Posted: September 20, 2011

Categories: Vote ON Food and Farming 2011

Protecting and Keeping Control of Our Farmland by Ann Slater, National Farmers Union Region 3 (Ontario) Board Member

Across Ontario farmland is being paved over, dug up and converted to other uses by both citizens of Ontario and foreign companies.  The proposed mega-quarry in Melancthon Township has caught the attention of both rural and urban residents concerned about the loss of farmland and our ability to feed ourselves down the road.  With the increased awareness, this is an ideal time to bring the issues of aggregate removal and foreign ownership of farmland to the campaign trail.

The Provincial Policy Statement (PPS) says that ‘prime agricultural areas shall be protected for long-term use for agriculture’.  However, there are several exemptions that apply, including for the extraction of aggregate resources (aggregates coarse materials, like rocks and gravel, used in construction).  Under the PPS, aggregate extraction is considered an interim use of land, and once aggregates are removed the farmland must be rehabilitated to its original use.  As farmers know, farmland with gravel or limestone underneath, is generally more valuable as farmland because of the enhanced natural drainage provided by the aggregates, making it impossible to return the land to its original value as farmland.

Each year more and more farmland in Ontario is lost to aggregate extraction, especially from areas close to urban centres.  These cheap, close to point of use, aggregates are used to build the roads, big box stores, houses and factories we as a society demand.  In order to protect land for food production we need to change how we move from place to place and where and how we live and shop.

For the most part, in Ontario, the land our food is grown on is owned and controlled by the local farm families that work the land.  However, across the world, there is a growing trend of farmland passing out of the hands of local farmers and into the hands of foreign governments, investment companies and corporations.  Like investors hoping to gain control of farmland in other parts of the world, The Highlands Companies, backed by the Boston-based Baupost Group Hedge Fund, came to Melancthon Township in 2006 with deep pockets.  Faced with a farm income crisis, high input costs and heavy debt loads, it is easy to understand why some farmers made the decision to sell.
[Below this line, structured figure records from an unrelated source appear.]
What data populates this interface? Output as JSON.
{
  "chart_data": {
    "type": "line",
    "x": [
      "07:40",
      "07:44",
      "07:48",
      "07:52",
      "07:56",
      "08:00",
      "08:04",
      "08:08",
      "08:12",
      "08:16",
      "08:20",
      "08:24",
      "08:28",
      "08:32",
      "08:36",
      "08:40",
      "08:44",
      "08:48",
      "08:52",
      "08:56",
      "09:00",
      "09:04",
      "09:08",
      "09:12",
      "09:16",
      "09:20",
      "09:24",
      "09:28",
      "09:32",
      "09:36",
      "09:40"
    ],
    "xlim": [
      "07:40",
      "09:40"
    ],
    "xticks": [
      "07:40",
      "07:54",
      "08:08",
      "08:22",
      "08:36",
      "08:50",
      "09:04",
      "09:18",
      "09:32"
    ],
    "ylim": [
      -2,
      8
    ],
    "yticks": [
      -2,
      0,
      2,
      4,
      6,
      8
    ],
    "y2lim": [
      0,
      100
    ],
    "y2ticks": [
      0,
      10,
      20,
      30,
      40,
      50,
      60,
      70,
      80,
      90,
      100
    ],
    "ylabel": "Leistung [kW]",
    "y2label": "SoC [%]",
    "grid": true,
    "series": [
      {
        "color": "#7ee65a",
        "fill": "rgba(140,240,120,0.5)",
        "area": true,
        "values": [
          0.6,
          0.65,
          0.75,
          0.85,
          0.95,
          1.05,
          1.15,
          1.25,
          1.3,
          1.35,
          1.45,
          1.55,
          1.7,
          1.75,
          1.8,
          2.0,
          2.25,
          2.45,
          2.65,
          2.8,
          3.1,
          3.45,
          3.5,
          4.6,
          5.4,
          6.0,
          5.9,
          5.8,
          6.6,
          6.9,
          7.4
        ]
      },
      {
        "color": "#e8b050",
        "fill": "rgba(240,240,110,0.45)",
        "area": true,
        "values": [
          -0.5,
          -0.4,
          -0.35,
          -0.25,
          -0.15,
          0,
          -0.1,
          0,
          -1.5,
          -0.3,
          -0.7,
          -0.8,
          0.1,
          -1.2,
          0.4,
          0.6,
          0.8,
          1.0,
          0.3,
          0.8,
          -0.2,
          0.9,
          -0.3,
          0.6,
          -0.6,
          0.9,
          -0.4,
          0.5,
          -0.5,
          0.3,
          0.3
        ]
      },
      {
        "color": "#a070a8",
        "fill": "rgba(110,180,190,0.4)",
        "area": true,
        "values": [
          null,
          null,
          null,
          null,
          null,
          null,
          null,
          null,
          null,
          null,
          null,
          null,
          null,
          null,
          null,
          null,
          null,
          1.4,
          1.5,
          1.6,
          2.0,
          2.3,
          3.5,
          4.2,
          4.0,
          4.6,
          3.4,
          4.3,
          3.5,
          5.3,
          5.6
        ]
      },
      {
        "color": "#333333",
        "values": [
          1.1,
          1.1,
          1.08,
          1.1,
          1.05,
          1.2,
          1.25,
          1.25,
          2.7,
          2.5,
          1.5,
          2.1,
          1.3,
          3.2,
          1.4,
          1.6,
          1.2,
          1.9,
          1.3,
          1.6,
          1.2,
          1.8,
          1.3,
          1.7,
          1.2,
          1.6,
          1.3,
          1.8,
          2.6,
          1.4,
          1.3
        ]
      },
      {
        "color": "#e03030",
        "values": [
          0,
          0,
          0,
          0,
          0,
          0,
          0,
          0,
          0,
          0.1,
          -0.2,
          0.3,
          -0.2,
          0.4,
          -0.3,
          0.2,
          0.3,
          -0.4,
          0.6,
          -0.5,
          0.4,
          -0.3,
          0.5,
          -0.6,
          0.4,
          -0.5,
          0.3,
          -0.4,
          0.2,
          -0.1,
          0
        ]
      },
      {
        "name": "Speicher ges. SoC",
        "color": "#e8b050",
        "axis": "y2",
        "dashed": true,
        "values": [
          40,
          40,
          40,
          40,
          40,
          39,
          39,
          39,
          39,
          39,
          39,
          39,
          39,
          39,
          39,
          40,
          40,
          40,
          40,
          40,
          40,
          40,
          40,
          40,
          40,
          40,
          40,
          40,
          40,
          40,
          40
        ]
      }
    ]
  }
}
When wealthy investors push land prices up, local farmers wanting to purchase a new farm or expand their operation end up shut out of the market and land continues to flow into the hands of profit-motivated investors from outside the community.

In 2010 the National Farmers Union released, ‘Losing our Grip:  How a Corporate Farmland Buy-up, Rising Farm Debt and Agribusiness Financing of Inputs Threaten Family Farms and Food Sovereignty”.  One of the recommendations in this report is for provincial governments to enact land ownership restrictions wherein farmland can only be owned by individuals who reside in the province in which the land is located, or by incorporated farming operations owned by individuals who reside in the province.  This change could help keep land in the hands of local communities, thereby helping to protect our food sovereignty.

Let’s use the Ontario election as an opportunity to discuss how we protect and keep farmland under our control so that we can protect our food supply for generations to come.